As a transducer that performs transmission/reception of ultrasound, a CMUT (Capacitive Micromachined Ultrasonic Transducer), that is a capacitive ultrasound transducer manufactured by a MEMS (Micro Electro Mechanical Systems) process to which a semiconductor process is applied, has been proposed. There has been a measurement method by which ultrasound is transmitted to a measuring object, and the ultrasound reflected by the measuring object is received to obtain the information about the measuring object, with the use of an ultrasound transducer. There has been a suggested method by which the transmission/reception transducer used in the above measurement method is a CMUT that characteristically has a relatively wide frequency range (wideband) of ultrasound to be transmitted/received.
It is known that a CMUT has two modes in which the condition of a diaphragm that vibrates upon receipt of ultrasound varies: a conventional mode and a collapse mode (see PTL 1).
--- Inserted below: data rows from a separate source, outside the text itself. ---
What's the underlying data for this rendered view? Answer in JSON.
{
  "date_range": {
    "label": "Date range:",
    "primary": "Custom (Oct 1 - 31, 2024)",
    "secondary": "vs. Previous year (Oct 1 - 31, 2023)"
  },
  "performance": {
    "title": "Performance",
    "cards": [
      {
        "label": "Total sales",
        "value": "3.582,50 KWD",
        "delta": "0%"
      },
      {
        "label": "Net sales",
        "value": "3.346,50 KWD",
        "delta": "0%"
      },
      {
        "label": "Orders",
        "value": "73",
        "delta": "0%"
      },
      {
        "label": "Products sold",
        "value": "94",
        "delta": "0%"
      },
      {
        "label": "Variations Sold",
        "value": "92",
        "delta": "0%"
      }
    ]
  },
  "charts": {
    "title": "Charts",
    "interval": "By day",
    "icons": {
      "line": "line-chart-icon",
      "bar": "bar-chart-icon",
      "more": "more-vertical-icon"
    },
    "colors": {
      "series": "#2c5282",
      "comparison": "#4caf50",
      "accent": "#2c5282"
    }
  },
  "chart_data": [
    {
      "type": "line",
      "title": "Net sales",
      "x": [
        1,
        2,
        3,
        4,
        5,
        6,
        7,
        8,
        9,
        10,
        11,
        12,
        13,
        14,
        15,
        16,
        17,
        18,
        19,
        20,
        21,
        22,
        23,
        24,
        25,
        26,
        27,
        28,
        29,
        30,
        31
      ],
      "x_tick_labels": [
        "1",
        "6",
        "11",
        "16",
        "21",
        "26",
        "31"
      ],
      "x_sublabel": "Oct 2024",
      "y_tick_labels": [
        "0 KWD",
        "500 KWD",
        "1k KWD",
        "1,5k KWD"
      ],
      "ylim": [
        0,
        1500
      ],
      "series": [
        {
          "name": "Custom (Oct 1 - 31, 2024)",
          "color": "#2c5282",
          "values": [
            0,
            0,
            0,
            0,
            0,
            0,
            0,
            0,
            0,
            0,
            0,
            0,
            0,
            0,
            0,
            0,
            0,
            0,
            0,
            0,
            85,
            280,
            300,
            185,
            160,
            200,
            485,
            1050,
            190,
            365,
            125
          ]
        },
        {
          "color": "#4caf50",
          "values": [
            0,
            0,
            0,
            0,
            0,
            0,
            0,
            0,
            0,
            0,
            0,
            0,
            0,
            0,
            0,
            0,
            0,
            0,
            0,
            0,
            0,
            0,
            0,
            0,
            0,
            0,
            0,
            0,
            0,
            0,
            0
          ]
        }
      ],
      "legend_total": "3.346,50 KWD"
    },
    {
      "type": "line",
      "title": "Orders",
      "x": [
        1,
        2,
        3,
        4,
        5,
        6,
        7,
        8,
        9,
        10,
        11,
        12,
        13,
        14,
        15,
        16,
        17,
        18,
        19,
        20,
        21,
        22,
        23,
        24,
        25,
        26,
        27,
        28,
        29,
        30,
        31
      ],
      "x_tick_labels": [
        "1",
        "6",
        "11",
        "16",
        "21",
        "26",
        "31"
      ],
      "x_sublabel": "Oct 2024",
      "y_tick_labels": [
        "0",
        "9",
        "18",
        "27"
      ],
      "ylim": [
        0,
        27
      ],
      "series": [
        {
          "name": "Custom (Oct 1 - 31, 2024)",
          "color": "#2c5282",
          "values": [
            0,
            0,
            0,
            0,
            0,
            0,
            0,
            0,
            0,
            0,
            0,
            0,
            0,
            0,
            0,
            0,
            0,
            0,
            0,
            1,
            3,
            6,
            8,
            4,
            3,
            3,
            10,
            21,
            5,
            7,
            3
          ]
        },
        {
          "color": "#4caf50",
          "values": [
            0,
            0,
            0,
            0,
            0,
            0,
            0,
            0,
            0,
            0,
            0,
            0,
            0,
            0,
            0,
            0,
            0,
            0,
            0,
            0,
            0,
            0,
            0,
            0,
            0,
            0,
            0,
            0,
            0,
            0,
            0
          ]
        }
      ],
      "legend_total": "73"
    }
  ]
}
In the conventional mode, the diaphragm is not in contact with a lower electrode during a transmitting/receiving operation, even if the diaphragm is concaved. In the collapse mode, on the other hand, the diaphragm is brought into contact with a lower electrode when concaved during a transmitting/receiving operation. PTL 1 discloses that ultrasound with large amplitude can be emitted by causing a diaphragm to vibrate between the conventional mode and the collapse mode.
According to a method of measuring ultrasound through transmission and reception, the required frequency range varies with measuring objects. Examples of typical features include a feature centering around 5 MHz (about 1 MHz through 5 MHz, for example) and a feature centering around 10 MHz (about 7 MHz through 12 MHz, for example). As an example of the former feature, there is a method of receiving ultrasound generated from a measuring object after light emission. This is also called photoacoustic tomography (PAT). As an example of the latter feature, there is a method of receiving ultrasound reflected by a measuring object after ultrasound transmission. As such, the frequency range required for a capacitive transducer varies depending on the size of the measuring object, the depth of the measurement, or the measurement method.